LSA freshman Bethany Ruiz said she read one of MacKinnon’s texts in her Women’s Studies class, and so her professor encouraged her class to hear MacKinnon speak firsthand.  

“Instead of going to my normal women’s studies lecture, our professor is having us come here,” Ruiz said. “We read a piece by MacKinnon called ‘Privacy v. Equality: Beyond Roe v. Wade’ and she thought it would be a cool experience to come and see her (MacKinnon).”

Lisa Young Larance, graduate student instructor in the Women’s Studies Department and doctoral candidate in the joint Social Work and Sociology program, also attended the event and expressed her respect for MacKinnon’s beliefs.

“I admire Professor Catharine MacKinnon for the position she has had and taken in framing our understanding of gender and the law, whether or not people continue to agree with her decisions on issues,” Larance said.

MacKinnon spoke on the political, cultural and legislative changes resulting from women discussing their experiences with sexual abuse in society.

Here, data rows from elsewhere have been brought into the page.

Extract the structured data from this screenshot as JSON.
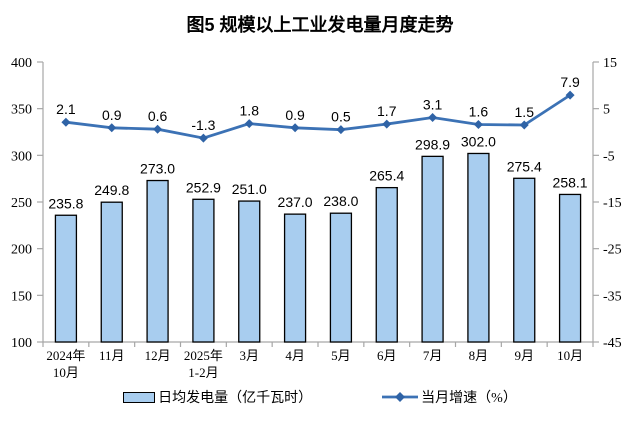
{
  "title": "图5  规模以上工业发电量月度走势",
  "colors": {
    "bar_fill": "#A8CDEF",
    "bar_stroke": "#000000",
    "line": "#3C72B5",
    "marker": "#2F63A6",
    "axis": "#A6A6A6",
    "text": "#000000"
  },
  "chart_data": {
    "type": "combo",
    "title": "图5  规模以上工业发电量月度走势",
    "categories": [
      "2024年\n10月",
      "11月",
      "12月",
      "2025年\n1-2月",
      "3月",
      "4月",
      "5月",
      "6月",
      "7月",
      "8月",
      "9月",
      "10月"
    ],
    "series": [
      {
        "name": "日均发电量（亿千瓦时）",
        "type": "bar",
        "axis": "left",
        "values": [
          235.8,
          249.8,
          273.0,
          252.9,
          251.0,
          237.0,
          238.0,
          265.4,
          298.9,
          302.0,
          275.4,
          258.1
        ]
      },
      {
        "name": "当月增速（%）",
        "type": "line",
        "axis": "right",
        "values": [
          2.1,
          0.9,
          0.6,
          -1.3,
          1.8,
          0.9,
          0.5,
          1.7,
          3.1,
          1.6,
          1.5,
          7.9
        ]
      }
    ],
    "left_axis": {
      "min": 100,
      "max": 400,
      "ticks": [
        100,
        150,
        200,
        250,
        300,
        350,
        400
      ]
    },
    "right_axis": {
      "min": -45,
      "max": 15,
      "ticks": [
        -45,
        -35,
        -25,
        -15,
        -5,
        5,
        15
      ]
    },
    "legend_position": "bottom",
    "grid": false
  }
}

In light of the wider issues surrounding the social media #MeToo movement, MacKinnon highlighted how the legal definition of “sexual harassment” as a human rights violation allowed for the movement to take place.

“This was first a legal breakthrough, really,” said MacKinnon. “The legal breakthrough that defines ‘sexual harassment’ as sex discrimination, as a human rights violation, and it’s my view that this was a crucial precondition to the #MeToo cultural transformation, despite the inadequacies of law that that movement has carefully highlighted.”

She defined this incoming structural change as a “butterfly effect.” She explained many factors have set off other events in an unstable environment, which have come together to excite an immense cultural shift.

“Inspired by a butterfly in Brazil, the title models how extremely small, simple actions when properly targeted under the right conditions, particularly under unstable conditions, can come to have highly complex and large effects,” said MacKinnon. “Butterfly politics in my adaptation of this concept comes to transformation in the gender system.”

MacKinnon then highlighted the important role of journalists in supporting women who communicated their frustration, elevating their issues to national prominence.

“Journalists are … persistently tracking down supporting evidence of the women’s accounts, reporting survivor’s own compelling voices, often accompanied by dignified and empowering visuals … Reporters at long last have discovered that sexual abuse is a story, with legs even, and they have refused to let the story die or the voices telling it,” MacKinnon said.

She ended by describing that the overall goal of this movement was a peaceful revolution and reminded the audience they were on the right track toward change.

“Imagine a revolution without violence against domination and aggression,” MacKinnon said. “Envision a moment of truth and a movement of transformation for the sexually violated toward a more equal, therefore more peaceful and just, world. It is happening all around us. Right now.”

LSA sophomore Elijah Baylark told The Daily after the lecture that it made him reflect on his family, which is mostly made up of women, and echoed his respect toward the women seeking empowerment.

“For me, personally, growing up with women, I think it is really powerful,” said Baylark. “Like men who have daughters, like me — I have a niece and I have two sisters — and to actually see women rising up to the occasion and standing up for what they believe in shows us that they are just as capable as their counterparts in males.”